Biden’s debate performance is the wake-up call Democrats wanted to avoid
If Thursday night’s presidential debate was a sign of the race to come, I don’t blame the record number of American voters who say they’ve checked out of the political process entirely.
This isn’t the column I expected to write. Prior to Thursday’s debate, Joe Biden’s team raised expectations that the president would clarify his campaign message and bring the fight to Donald Trump’s doorstep.
Whatever those best laid plans were, it took less than 12 minutes for them to come unraveled. Instead, Biden showcased something his advisers have spent much of the campaign trying to avoid: his age.
Trump swung between his usual tough-guy shtick and cries of victimhood, but that tired routine paled in comparison to the hoarse and meandering Biden that showed up on that Atlanta stage. For many voters, Thursday’s matchup on CNN was their first real look at both Trump and Biden since the conclusion of the 2020 campaign. What they saw will only amplify the persistent concern that Biden is simply too old to mount a vigorous campaign to protect America’s embattled democracy.
To be clear, there’s a chasm of difference between a candidate’s ability to debate and his ability to effectively govern America’s sprawling administrative state. Biden, more than anyone else, exemplifies that stark divide, boasting one of the most legislatively successful first-term presidencies since Franklin D. Roosevelt in 1932.
Whatever his once formidable debating talents once were, Biden proved unable to parry Trump’s flood of mistruths and distortions. At one point in the first quarter of the debate, Biden became so spun around in his own argument that he turned a question about abortion into a monologue about immigration that inadvertently made his opponent’s point for him.
In another moment, Biden claimed that he “finally beat Medicare.” The surreal gaffe inadvertently teed up one of Trump’s most reliable anti-Biden slams.
For much of the debate, Trump seemed to have the stage to himself. Instead of sparring with Biden as he did in 2020, the former president instead directed his litany of half-truths directly to the American people. It must have been a humbling moment for Biden, who used the same tactic to great effect against Trump four years ago.
But debates aren’t just about appearances. We should at least strive to consider the substance of what each man said.
It took Trump all of 45 minutes to mainstream his lie that the men and women who attacked the Capitol Building on January 6 were “so innocent,” even telling Biden he should be “ashamed” for prosecuting the extremists responsible for attacking police officers and ransacking government offices.
When asked by Biden to denounce the Proud Boys and other extremists involved in the violence, Trump simply ignored him. Jake Tapper, ostensibly one of the evening’s moderators, apparently didn’t think the point merited even a cursory follow-up.

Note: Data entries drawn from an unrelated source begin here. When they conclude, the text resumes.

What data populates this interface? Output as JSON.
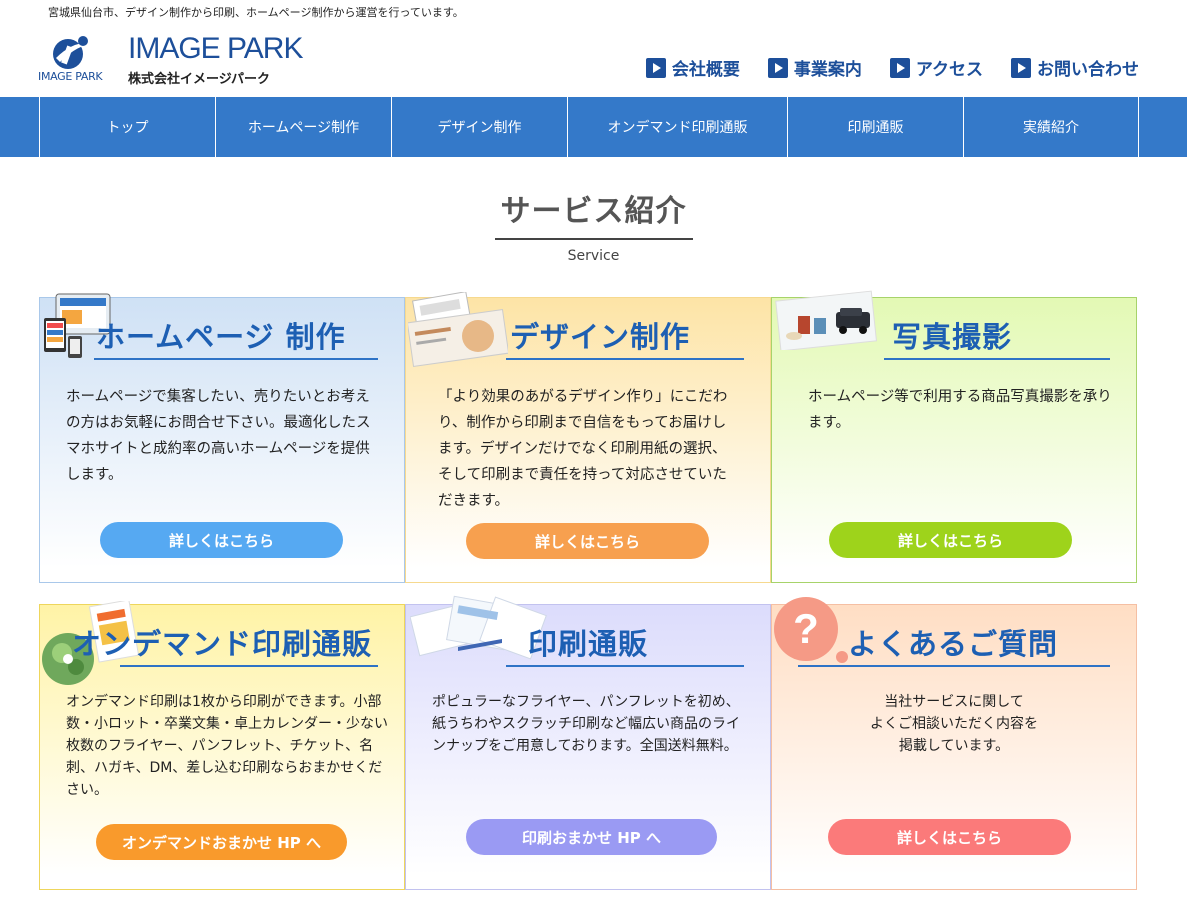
{
  "header": {
    "tagline": "宮城県仙台市、デザイン制作から印刷、ホームページ制作から運営を行っています。",
    "logo_title": "IMAGE PARK",
    "logo_sub": "IMAGE PARK",
    "logo_company": "株式会社イメージパーク",
    "links": [
      {
        "label": "会社概要",
        "icon": "play-icon"
      },
      {
        "label": "事業案内",
        "icon": "play-icon"
      },
      {
        "label": "アクセス",
        "icon": "play-icon"
      },
      {
        "label": "お問い合わせ",
        "icon": "play-icon"
      }
    ]
  },
  "nav": {
    "items": [
      {
        "label": "トップ"
      },
      {
        "label": "ホームページ制作"
      },
      {
        "label": "デザイン制作"
      },
      {
        "label": "オンデマンド印刷通販"
      },
      {
        "label": "印刷通販"
      },
      {
        "label": "実績紹介"
      }
    ]
  },
  "section": {
    "title": "サービス紹介",
    "subtitle": "Service"
  },
  "cards": [
    {
      "title": "ホームページ 制作",
      "body": "ホームページで集客したい、売りたいとお考えの方はお気軽にお問合せ下さい。最適化したスマホサイトと成約率の高いホームページを提供します。",
      "button": "詳しくはこちら",
      "accent": "#56a9f2"
    },
    {
      "title": "デザイン制作",
      "body": "「より効果のあがるデザイン作り」にこだわり、制作から印刷まで自信をもってお届けします。デザインだけでなく印刷用紙の選択、そして印刷まで責任を持って対応させていただきます。",
      "button": "詳しくはこちら",
      "accent": "#f7a04f"
    },
    {
      "title": "写真撮影",
      "body": "ホームページ等で利用する商品写真撮影を承ります。",
      "button": "詳しくはこちら",
      "accent": "#9ed31b"
    },
    {
      "title": "オンデマンド印刷通販",
      "body": "オンデマンド印刷は1枚から印刷ができます。小部数・小ロット・卒業文集・卓上カレンダー・少ない枚数のフライヤー、パンフレット、チケット、名刺、ハガキ、DM、差し込む印刷ならおまかせください。",
      "button": "オンデマンドおまかせ HP へ",
      "accent": "#f99a2c"
    },
    {
      "title": "印刷通販",
      "body": "ポピュラーなフライヤー、パンフレットを初め、紙うちわやスクラッチ印刷など幅広い商品のラインナップをご用意しております。全国送料無料。",
      "button": "印刷おまかせ HP へ",
      "accent": "#9a9af3"
    },
    {
      "title": "よくあるご質問",
      "body": "当社サービスに関して\nよくご相談いただく内容を\n掲載しています。",
      "button": "詳しくはこちら",
      "accent": "#fb7a7a"
    }
  ]
}
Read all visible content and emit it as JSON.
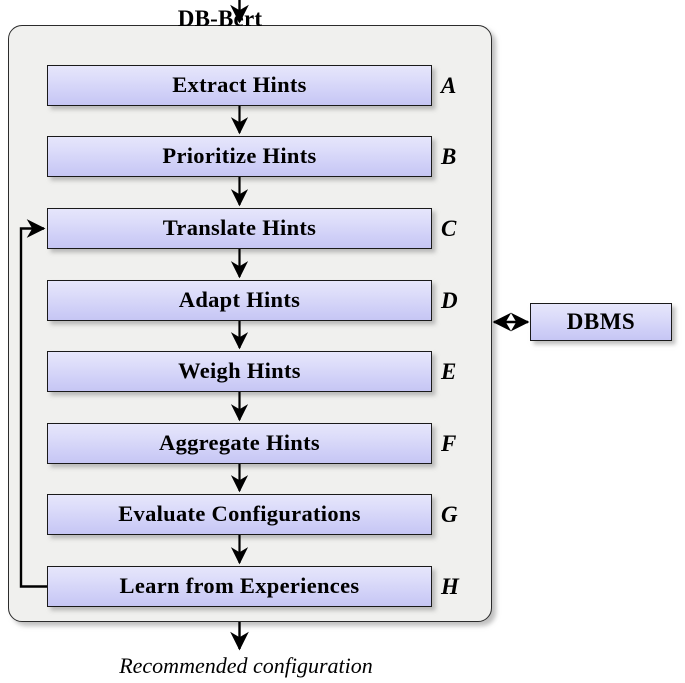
{
  "diagram": {
    "container_title": "DB-Bert",
    "bottom_caption": "Recommended configuration",
    "side_component": {
      "label": "DBMS"
    },
    "steps": [
      {
        "letter": "A",
        "label": "Extract Hints"
      },
      {
        "letter": "B",
        "label": "Prioritize Hints"
      },
      {
        "letter": "C",
        "label": "Translate Hints"
      },
      {
        "letter": "D",
        "label": "Adapt Hints"
      },
      {
        "letter": "E",
        "label": "Weigh Hints"
      },
      {
        "letter": "F",
        "label": "Aggregate Hints"
      },
      {
        "letter": "G",
        "label": "Evaluate Configurations"
      },
      {
        "letter": "H",
        "label": "Learn from Experiences"
      }
    ],
    "colors": {
      "box_fill_top": "#e6e6fb",
      "box_fill_bottom": "#c6c6f4",
      "box_border": "#1a1a1a",
      "container_fill": "#f0f0ee",
      "container_border": "#2b2b2b",
      "connector": "#000000",
      "page_background": "#ffffff"
    },
    "connectors": {
      "input_arrow": "vertical arrow into DB-Bert container from above",
      "output_arrow": "vertical arrow out of DB-Bert container to Recommended configuration",
      "dbms_link": "bidirectional horizontal arrow between DB-Bert and DBMS",
      "feedback_loop": "arrow from Learn from Experiences back to Translate Hints"
    }
  }
}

Biden did his best to frame the 2024 campaign as a referendum on democracy itself. “Who ever heard of a president seeking retribution?” he said roughly an hour into the debate. “Who ever heard of a president who said Hitler did some good things? I’d like to know what they are.” Again, Trump brushed the comment off, and neither moderator pursued the subject as interesting enough to explore.
It’s tough to say whether things like age or political skill even matter anymore. Trump knows this well enough, as the first man in American history to win the presidency with absolutely no prior policy or political experience. Most voters are now firmly aligned in either Democratic or Republican camps, and they self-identify as unpersuadable. A narrow sliver of independent voters will likely be the deciders as to whether Biden returns to the White House or our country embraces an openly authoritarian second Trump administration.
The Biden campaign has increasingly come to rely on a dense network of surrogates across traditional and social media to refine and amplify the president’s message. That’s essential for any campaign, but it can’t fill the gap left by a candidate who struggles so visibly to communicate his own message to the American people. Admitting that may upset many Democratic loyalists, but it is the truth. Unlike the Trump campaign, Democrats can’t be in the business of advancing comforting lies, even if forced to ask tough questions about Biden’s debate performance and efficacy as a campaigner.
I am not a Biden campaign staffer, nor am I a Bidenworld confidant. I don’t know if high-level conversations are happening right now about Biden’s concerning performance, but it would be political malpractice to pretend Thursday’s debate went well for the president.
Much like Barack Obama’s mess of a first debate against Mitt Romney in 2012, tonight’s debate should spur serious soul-searching about what needs to be fixed on Biden’s campaign. The alternative is a second Trump presidency that will upend our democracy forever.
Max Burns is a veteran Democratic strategist and founder of Third Degree Strategies.